Computing eigenvalues of the Laplacian on rough domains

TL;DR

This paper establishes a framework for approximating eigenvalues of the Dirichlet Laplacian on rough, fractal-boundary domains using a universal algorithm, with convergence guarantees under mild geometric conditions.

Contribution

It introduces a Mosco convergence theorem for rough domains, develops a novel Poincaré inequality, and constructs a universal algorithm for spectral computation on complex geometries.

Findings

Spectral convergence is achieved for domains satisfying geometric hypotheses.

A universal algorithm can compute eigenvalues on many fractal-boundary domains.

Counterexample shows no universal algorithm exists for all bounded domains.

Abstract

We prove a general Mosco convergence theorem for bounded Euclidean domains satisfying a set of mild geometric hypotheses.
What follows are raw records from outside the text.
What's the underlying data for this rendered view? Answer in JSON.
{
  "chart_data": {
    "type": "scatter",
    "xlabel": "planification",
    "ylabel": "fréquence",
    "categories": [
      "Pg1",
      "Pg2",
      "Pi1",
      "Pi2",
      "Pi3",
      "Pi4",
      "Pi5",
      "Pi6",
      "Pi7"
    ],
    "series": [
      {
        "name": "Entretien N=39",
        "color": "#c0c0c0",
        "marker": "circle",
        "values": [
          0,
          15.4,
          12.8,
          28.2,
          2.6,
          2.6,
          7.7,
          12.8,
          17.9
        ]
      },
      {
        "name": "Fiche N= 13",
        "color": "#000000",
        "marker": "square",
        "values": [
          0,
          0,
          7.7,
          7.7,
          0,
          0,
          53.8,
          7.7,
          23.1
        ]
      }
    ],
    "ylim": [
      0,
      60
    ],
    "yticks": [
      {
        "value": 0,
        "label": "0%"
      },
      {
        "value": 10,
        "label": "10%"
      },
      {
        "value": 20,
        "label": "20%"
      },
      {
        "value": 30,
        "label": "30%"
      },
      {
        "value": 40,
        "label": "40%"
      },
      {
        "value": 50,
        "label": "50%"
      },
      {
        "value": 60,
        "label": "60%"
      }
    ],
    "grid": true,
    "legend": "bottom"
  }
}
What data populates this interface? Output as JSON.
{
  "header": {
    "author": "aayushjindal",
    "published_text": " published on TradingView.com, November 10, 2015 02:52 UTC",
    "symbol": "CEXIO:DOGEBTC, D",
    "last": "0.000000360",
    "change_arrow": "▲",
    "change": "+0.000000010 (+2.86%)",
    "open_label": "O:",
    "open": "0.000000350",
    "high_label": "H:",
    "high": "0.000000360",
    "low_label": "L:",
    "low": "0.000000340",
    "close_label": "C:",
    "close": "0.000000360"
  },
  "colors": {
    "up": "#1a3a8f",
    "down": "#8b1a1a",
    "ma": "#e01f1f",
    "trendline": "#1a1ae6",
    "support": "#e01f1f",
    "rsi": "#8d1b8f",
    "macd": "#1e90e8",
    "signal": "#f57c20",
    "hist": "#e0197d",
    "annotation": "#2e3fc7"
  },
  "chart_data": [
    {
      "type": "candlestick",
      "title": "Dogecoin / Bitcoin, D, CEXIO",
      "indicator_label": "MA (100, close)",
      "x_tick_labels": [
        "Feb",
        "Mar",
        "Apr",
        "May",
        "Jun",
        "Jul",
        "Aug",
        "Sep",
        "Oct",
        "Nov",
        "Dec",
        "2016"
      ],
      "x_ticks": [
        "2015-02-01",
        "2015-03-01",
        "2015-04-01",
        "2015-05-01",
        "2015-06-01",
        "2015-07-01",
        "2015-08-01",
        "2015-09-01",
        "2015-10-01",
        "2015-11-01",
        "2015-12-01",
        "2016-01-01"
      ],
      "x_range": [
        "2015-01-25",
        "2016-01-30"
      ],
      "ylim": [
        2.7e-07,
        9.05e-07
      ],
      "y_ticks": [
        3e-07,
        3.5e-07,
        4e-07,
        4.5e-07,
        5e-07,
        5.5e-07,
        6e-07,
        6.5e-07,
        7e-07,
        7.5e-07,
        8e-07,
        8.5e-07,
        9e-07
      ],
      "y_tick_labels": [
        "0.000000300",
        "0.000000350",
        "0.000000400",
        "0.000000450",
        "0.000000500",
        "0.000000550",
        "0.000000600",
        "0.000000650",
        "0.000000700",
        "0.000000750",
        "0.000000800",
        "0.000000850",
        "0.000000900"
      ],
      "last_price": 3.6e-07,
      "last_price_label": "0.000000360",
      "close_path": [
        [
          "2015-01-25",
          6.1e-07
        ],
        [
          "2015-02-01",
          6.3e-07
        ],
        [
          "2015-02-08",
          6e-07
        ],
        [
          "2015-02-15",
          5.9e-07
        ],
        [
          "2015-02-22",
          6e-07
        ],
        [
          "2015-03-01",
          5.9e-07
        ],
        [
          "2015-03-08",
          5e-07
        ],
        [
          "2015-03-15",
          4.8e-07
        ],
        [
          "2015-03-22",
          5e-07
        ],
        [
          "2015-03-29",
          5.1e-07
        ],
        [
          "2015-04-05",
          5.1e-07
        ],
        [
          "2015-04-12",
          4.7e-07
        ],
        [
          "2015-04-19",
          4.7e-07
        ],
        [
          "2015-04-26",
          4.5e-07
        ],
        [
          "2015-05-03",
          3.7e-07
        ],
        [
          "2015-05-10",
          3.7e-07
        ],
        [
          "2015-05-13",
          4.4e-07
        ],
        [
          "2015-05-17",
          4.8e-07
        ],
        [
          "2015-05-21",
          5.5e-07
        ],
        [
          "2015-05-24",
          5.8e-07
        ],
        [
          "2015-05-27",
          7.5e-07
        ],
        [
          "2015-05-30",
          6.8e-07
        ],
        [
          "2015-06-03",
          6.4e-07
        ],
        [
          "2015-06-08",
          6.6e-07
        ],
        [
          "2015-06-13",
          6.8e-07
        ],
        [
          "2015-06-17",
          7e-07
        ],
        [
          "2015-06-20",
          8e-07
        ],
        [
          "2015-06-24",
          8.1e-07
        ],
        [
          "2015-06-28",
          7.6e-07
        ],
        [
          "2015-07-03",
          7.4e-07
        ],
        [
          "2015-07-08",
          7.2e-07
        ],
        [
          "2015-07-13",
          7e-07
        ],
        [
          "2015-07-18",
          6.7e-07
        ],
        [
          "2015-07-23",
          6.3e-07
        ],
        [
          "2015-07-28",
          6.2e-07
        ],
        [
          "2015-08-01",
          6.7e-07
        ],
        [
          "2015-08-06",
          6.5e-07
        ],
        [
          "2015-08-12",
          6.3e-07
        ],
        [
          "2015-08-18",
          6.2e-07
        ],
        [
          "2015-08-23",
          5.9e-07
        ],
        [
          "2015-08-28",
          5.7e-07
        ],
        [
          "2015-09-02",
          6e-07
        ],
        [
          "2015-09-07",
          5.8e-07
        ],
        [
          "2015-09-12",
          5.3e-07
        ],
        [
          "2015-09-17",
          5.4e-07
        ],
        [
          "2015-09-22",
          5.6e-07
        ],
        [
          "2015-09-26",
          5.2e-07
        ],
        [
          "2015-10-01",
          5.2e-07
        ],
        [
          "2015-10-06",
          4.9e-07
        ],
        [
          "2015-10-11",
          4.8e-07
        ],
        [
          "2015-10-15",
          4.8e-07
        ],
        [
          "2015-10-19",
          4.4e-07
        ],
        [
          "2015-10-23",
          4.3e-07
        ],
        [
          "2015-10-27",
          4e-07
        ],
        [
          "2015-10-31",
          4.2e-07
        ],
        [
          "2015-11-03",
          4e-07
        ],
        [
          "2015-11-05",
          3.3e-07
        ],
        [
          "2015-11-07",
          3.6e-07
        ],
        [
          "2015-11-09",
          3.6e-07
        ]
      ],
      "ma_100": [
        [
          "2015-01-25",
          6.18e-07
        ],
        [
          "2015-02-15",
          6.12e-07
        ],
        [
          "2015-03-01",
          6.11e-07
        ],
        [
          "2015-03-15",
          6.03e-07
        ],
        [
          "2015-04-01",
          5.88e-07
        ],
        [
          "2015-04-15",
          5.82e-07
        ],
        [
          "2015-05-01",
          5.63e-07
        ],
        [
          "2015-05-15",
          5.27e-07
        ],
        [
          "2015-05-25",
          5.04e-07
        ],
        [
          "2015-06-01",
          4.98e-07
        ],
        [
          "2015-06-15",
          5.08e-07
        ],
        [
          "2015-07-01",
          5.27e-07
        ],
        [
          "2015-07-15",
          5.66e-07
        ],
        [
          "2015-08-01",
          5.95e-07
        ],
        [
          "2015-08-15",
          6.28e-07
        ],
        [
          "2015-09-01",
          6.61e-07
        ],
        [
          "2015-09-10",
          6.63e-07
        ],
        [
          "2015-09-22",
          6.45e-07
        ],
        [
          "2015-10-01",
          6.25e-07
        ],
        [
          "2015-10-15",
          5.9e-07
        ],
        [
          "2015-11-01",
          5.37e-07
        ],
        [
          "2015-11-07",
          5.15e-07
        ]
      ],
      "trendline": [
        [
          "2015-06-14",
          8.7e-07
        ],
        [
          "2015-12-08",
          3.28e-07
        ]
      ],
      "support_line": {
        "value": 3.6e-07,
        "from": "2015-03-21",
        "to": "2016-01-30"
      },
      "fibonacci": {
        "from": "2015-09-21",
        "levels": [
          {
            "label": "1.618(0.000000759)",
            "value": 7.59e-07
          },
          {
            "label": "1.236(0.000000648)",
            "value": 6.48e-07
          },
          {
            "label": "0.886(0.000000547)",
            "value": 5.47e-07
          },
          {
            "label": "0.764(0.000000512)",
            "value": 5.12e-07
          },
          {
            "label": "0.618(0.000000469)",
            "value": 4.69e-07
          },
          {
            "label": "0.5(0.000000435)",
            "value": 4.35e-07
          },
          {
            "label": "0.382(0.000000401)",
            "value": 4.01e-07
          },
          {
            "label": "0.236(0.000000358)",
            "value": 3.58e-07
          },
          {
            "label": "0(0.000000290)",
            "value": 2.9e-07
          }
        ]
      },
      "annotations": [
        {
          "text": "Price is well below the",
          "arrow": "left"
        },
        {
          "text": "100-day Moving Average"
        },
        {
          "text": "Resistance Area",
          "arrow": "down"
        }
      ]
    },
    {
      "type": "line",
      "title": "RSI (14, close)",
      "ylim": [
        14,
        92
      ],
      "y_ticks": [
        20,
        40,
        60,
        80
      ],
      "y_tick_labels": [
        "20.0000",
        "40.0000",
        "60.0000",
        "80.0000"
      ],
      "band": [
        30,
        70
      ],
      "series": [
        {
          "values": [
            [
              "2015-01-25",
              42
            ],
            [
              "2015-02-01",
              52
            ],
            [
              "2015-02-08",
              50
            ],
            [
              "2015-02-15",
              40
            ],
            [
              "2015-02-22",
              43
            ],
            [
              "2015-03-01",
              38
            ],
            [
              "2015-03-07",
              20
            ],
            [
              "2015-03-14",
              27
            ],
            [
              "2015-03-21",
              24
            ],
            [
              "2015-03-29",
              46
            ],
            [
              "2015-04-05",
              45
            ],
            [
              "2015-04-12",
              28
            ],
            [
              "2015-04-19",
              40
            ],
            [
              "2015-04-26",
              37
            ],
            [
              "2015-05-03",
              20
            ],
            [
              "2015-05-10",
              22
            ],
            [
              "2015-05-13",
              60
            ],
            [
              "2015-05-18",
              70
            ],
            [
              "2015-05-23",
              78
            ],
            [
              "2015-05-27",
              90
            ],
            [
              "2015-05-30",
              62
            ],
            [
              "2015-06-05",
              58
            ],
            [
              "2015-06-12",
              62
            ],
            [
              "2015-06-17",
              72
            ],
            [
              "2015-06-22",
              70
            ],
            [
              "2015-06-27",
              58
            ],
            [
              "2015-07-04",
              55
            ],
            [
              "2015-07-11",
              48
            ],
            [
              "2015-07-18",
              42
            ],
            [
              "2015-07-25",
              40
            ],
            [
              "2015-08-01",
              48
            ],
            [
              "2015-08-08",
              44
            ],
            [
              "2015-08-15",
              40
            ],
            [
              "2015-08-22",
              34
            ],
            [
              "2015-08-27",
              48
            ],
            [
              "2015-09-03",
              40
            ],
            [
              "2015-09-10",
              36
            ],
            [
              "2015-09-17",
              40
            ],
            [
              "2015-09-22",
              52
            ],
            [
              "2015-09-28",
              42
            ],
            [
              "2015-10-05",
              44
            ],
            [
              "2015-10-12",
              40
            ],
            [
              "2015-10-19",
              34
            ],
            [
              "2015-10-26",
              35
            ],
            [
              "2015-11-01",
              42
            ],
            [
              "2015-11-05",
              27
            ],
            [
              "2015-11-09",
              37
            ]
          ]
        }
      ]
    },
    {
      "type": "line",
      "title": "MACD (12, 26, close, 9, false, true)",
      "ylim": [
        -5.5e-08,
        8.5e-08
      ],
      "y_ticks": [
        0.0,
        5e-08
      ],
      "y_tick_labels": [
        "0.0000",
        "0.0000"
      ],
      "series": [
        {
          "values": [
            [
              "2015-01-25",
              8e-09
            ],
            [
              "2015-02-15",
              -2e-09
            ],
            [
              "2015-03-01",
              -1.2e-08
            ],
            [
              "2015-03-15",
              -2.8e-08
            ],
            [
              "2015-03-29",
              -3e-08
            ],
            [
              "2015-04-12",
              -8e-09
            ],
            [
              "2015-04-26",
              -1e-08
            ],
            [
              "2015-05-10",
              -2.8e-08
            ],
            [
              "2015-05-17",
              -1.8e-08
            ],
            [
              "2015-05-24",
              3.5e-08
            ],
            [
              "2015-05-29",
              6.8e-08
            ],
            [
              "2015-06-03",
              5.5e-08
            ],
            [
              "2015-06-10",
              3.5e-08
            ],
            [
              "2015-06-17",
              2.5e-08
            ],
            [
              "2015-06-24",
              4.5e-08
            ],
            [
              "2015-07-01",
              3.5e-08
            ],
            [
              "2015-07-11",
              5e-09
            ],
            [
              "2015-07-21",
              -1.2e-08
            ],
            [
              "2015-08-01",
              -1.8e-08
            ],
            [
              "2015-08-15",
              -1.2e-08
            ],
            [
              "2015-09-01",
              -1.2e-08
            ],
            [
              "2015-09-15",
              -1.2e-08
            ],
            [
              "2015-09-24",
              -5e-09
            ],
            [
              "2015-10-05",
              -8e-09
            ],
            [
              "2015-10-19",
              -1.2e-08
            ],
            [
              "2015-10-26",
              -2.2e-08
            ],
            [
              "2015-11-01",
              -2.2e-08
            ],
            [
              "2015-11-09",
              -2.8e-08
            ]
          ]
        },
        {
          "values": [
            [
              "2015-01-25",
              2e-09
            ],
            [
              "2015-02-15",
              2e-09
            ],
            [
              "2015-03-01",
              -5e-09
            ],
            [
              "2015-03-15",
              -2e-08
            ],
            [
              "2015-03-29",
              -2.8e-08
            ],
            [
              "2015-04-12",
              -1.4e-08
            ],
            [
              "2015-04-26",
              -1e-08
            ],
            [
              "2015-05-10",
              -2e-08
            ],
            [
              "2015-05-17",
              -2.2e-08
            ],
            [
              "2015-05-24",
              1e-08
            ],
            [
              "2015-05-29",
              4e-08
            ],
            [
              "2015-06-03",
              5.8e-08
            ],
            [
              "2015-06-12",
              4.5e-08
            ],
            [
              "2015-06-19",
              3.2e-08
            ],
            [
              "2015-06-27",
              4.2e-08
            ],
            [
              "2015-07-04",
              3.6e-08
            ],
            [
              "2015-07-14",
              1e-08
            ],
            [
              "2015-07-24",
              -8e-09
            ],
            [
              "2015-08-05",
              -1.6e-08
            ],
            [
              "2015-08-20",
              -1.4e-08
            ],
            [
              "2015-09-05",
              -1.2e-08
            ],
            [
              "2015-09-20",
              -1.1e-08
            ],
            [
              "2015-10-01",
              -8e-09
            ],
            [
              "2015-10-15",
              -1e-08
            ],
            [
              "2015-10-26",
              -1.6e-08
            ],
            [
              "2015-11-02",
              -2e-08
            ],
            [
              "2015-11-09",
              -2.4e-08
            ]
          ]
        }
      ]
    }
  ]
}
For bounded domains, this notion implies norm-resolvent convergence for the Dirichlet Laplacian which in turn ensures spectral convergence. A key element of the proof is the development of a novel, explicit Poincar\'e-type inequality. These results allow us to construct a universal algorithm capable of computing the eigenvalues of the Dirichlet Laplacian on a wide class of rough domains. Many domains with fractal boundaries, such as the Koch snowflake and certain filled Julia sets, are included among this class. Conversely, we construct a counter example showing that there does not exist a universal algorithm of the same type capable of computing the eigenvalues of the Dirichlet Laplacian on an arbitrary bounded domain.